O sabo(e)r da vida temperada com o amor

[Leitura] Tg 5, 1-6; Mc 9, 41-50

[Meditação] Conta a história do Irmão Roger de Taizé que, um dia, tendo ele manifestado ao Papa João Paulo II o desejo de se tornar um católico, terá escutado do Santo Padre o pedido, quase mandato, surpreendente «preciso mais de ti como és e como fazes aqui» (na comunidade ecuménica de Taizé). É luminosa esta forma como aquele Pontífice via a força plural da identidade cristã, vivida muitas vezes no meio de extremismos de todo o tipo e das várias latitudes da confissão institucional da fé. Estes “ismos” são sempre aquela “catana” que corta qualquer hipótese de desenvolvimento equilibrado. Nenhum crescimento saudável se compadece de “overdoses”, mas do tempero do amor.

Assim, o evangelista Marcos, tem-nos vindo a conduzir por um fio condutor que é bom seguirmos para compreendermos como se pode “cozinhar” com este tempero do equilíbrio de uma identidade salgada pelo amor cristão. A ação daqueles de quem Jesus dizia não se poder proibir de fazer milagres em nome d’Ele, é considerada por Ele mesmo como necessária e digna de recompensa, porque até benéfica para os que andam mais próximos d’Ele (nem que seja um copo de água!). Acoplando, novamente, a nossa reflexão sobre a história da formação sacerdotal a este fio condutor de Marcos, descobrimos que há mais dois modelos da formação a pedir atenção sobre elementos positivos a reforçar e negativos a evitar, uma vez que os erros que Jesus encontrou nos seus discípulos também se podem repetir hoje. Vejamos:

  1. O modelo da autorrealização é a resposta que o ambiente gerado pelo Vaticano II dá àqueles dois modelos anteriores, a reviravolta antropológica do Concílio. A tendência espiritualista dá lugar à psicologista. Agora é o homem e as suas capacidades que pesam no seu crescimento vocacional, como se os mesmos fossem o fundamento do chamamento. É um modelo positivo porque põe em diálogo a liberdade do homem com a graça de Deus.
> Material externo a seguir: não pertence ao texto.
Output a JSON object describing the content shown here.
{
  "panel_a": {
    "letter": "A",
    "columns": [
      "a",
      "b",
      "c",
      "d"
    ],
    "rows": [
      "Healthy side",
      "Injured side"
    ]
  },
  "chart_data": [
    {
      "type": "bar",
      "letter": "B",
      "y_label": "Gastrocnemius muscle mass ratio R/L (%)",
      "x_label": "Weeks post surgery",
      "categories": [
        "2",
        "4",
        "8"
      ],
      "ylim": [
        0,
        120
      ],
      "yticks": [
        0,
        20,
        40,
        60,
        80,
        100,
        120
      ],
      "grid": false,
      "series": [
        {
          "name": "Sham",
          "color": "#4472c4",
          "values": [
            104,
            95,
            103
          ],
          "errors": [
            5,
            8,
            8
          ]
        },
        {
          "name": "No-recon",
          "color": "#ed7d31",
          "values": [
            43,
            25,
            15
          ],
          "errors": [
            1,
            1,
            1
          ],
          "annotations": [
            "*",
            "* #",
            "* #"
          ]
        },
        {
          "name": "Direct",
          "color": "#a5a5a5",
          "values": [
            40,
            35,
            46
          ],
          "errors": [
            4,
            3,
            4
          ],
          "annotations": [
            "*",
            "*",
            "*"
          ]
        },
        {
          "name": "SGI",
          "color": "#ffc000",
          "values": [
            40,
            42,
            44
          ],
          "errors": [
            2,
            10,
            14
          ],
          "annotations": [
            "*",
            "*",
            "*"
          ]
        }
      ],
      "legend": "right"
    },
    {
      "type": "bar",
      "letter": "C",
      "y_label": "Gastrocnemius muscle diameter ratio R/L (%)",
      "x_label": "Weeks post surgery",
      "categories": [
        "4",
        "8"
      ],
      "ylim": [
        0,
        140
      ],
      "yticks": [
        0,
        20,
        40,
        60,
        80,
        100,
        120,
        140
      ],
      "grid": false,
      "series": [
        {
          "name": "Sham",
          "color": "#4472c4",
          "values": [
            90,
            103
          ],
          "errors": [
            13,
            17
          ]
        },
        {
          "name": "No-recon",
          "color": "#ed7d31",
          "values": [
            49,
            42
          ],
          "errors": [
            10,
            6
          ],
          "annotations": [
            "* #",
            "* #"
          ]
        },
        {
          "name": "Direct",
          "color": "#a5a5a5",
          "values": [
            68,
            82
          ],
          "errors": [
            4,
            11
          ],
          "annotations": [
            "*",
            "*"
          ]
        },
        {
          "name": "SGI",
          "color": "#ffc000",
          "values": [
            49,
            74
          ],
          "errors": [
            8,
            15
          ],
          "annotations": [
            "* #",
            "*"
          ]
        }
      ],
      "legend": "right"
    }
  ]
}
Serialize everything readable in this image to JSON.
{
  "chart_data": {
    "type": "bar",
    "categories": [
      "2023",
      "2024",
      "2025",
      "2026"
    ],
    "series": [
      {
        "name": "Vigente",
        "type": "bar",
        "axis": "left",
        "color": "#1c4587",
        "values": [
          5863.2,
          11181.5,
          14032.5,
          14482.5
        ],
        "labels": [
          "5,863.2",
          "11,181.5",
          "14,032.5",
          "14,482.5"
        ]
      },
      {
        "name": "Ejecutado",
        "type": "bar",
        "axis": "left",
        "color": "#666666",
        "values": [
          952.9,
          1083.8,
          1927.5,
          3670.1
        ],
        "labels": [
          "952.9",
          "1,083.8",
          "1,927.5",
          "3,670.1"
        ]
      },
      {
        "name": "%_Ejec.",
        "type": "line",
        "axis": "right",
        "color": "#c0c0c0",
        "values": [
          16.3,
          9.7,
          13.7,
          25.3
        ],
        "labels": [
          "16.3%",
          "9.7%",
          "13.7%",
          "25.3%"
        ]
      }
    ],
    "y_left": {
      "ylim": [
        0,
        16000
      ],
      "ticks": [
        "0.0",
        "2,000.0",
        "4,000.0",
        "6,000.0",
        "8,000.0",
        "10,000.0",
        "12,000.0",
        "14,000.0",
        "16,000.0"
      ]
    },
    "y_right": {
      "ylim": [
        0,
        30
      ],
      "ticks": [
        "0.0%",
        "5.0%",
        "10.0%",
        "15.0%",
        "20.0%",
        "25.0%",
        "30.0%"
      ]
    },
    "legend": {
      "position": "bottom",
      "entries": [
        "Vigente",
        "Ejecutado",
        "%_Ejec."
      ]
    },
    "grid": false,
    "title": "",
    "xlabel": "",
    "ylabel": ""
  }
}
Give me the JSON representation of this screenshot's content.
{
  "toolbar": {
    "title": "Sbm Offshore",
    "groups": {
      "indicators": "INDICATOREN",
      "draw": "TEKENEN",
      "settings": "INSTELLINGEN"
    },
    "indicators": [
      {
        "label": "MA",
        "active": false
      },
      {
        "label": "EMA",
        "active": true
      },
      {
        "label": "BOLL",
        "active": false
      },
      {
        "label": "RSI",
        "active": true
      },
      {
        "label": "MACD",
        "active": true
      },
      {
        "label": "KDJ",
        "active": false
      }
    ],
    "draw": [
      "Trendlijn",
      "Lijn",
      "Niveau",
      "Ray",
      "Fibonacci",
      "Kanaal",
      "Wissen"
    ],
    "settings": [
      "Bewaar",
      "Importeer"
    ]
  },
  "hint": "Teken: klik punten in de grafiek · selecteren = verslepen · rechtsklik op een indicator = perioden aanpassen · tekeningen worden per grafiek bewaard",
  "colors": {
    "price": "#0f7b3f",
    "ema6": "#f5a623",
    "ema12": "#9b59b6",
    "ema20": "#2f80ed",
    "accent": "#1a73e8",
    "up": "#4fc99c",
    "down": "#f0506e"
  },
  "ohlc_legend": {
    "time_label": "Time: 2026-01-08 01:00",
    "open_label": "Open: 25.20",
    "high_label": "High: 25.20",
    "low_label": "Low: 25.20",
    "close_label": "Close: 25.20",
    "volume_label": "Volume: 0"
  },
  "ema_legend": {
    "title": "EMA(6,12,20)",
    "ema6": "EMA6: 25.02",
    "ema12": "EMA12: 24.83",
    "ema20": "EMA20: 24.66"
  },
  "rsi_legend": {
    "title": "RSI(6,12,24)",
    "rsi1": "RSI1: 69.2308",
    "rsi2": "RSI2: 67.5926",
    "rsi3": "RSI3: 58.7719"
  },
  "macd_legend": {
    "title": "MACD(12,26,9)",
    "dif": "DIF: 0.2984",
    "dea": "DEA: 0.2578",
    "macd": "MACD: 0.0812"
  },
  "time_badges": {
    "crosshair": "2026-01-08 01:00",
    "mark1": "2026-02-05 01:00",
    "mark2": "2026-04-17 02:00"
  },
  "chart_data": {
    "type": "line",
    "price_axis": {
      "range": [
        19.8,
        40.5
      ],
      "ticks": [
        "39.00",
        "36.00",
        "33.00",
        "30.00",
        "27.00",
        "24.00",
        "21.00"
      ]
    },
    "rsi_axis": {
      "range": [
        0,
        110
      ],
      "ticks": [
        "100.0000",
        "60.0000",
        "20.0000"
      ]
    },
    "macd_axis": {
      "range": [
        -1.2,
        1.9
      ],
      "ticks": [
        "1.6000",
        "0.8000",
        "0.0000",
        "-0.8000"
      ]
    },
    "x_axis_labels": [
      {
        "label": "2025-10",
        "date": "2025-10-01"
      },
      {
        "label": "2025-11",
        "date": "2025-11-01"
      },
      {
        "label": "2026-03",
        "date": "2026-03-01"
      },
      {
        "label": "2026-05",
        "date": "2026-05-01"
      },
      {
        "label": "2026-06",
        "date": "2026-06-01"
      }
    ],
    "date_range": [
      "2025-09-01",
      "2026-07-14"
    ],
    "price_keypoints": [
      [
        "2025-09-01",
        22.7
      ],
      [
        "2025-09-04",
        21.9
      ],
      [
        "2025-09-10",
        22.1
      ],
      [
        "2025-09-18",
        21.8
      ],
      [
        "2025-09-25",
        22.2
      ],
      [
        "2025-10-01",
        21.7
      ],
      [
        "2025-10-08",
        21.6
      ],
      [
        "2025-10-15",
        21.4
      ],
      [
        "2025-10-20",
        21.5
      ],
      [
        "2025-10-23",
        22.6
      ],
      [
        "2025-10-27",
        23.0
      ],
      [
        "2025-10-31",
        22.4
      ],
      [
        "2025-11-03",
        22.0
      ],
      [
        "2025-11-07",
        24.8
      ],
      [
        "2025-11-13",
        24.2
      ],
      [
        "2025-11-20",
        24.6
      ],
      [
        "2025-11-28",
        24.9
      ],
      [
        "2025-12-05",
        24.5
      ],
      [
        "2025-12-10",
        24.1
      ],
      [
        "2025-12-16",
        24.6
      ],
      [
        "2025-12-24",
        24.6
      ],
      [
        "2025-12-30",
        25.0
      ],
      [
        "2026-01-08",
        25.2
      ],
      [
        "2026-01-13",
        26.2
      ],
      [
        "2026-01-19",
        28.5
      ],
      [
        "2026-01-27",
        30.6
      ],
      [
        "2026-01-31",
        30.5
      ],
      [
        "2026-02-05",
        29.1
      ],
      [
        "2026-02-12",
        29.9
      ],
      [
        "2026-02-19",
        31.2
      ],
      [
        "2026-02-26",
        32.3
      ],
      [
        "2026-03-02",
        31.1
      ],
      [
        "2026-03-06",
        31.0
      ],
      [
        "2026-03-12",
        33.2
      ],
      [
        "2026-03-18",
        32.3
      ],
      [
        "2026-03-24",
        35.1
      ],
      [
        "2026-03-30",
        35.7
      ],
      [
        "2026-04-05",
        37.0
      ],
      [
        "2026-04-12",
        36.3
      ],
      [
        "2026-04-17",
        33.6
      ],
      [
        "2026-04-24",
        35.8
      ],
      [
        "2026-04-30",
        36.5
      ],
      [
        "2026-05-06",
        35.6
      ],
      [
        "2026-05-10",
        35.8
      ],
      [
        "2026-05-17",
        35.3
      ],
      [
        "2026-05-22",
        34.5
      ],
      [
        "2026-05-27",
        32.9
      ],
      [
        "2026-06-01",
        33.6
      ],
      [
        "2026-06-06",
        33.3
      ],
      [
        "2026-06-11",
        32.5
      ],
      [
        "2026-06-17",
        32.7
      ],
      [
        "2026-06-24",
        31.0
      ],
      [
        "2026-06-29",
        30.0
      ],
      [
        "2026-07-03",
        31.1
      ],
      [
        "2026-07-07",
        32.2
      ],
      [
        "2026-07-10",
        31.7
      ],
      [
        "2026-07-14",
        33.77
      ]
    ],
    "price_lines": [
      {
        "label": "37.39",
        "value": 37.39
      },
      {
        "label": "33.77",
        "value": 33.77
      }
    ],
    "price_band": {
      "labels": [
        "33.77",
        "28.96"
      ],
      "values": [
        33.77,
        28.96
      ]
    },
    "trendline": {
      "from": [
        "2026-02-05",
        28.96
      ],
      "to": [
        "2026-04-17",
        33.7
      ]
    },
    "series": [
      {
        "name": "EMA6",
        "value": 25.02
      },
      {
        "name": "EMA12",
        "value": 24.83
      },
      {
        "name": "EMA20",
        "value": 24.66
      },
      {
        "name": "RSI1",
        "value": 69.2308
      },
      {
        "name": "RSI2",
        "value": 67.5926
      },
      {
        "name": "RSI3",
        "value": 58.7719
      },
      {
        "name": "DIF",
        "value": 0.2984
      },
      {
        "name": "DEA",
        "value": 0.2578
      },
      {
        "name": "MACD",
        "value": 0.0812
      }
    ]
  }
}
É negativo porque põe o “eu” no início, no centro e no fim do processo vocacional, e esquece o limite como fonte de graça.
  2. O modelo da pura autoaceitação, ou “módulo único”, aquele que tem como fim uma quase resignação do ser de criatura chamada, por natureza, a transcender-se e o do “módulo único” ou da não-integração como tendência, já na formação e na consequente vivência do ministério, em privilegiar um aspeto ou uma dimensão ou um nível da formação e vivência da vocação, por exemplo o litúrgico, ou o intelectual-escolástico, ou o disciplinar, ou o psicológico, ou até o apostólico. É tremendamente negativo porque leva a perder a visão de conjunto do que se é chamado a ser, mais do que aquilo que foi para nós o formador de maior referência naquele campo. Deste modelo surgiram o espiritualismo, o voluntarismo, o moralismo, o pietismo, o liturgismo, o intelectualismo, o psicologismo, o experiencialismo, o subjetivismo. (Cf. A. CENCINI, L’Álbero della Vita – Verso un modello di formazione iniziale e permanente.)

Estes modelos ajudam-nos a perceber, com realismo, que não vamos muito longe sem a ajuda dos outros: por um lado, o «copo de água» que nos possam dar no árduo caminho; por outro, a nossa abertura aos outros, muitas vezes estragada pelos nossos “ismos” de especialidade douta que, por vezes, de nada servem na hora de, com simplicidade, “mudar uma lâmpada”. Parafraseando o Apóstolo Tiago: de que serve ter ouro se o nosso coração permanecer fechado…?! Em vez de nos sentirmos escandalizados pela abertura da Igreja (p.ex. no Papa Francisco), cuidemos para não escandalizarmos nós com os nossos preciosismos infundados, presunçosamente santos e inúteis para a salvação (nossa e dos outros).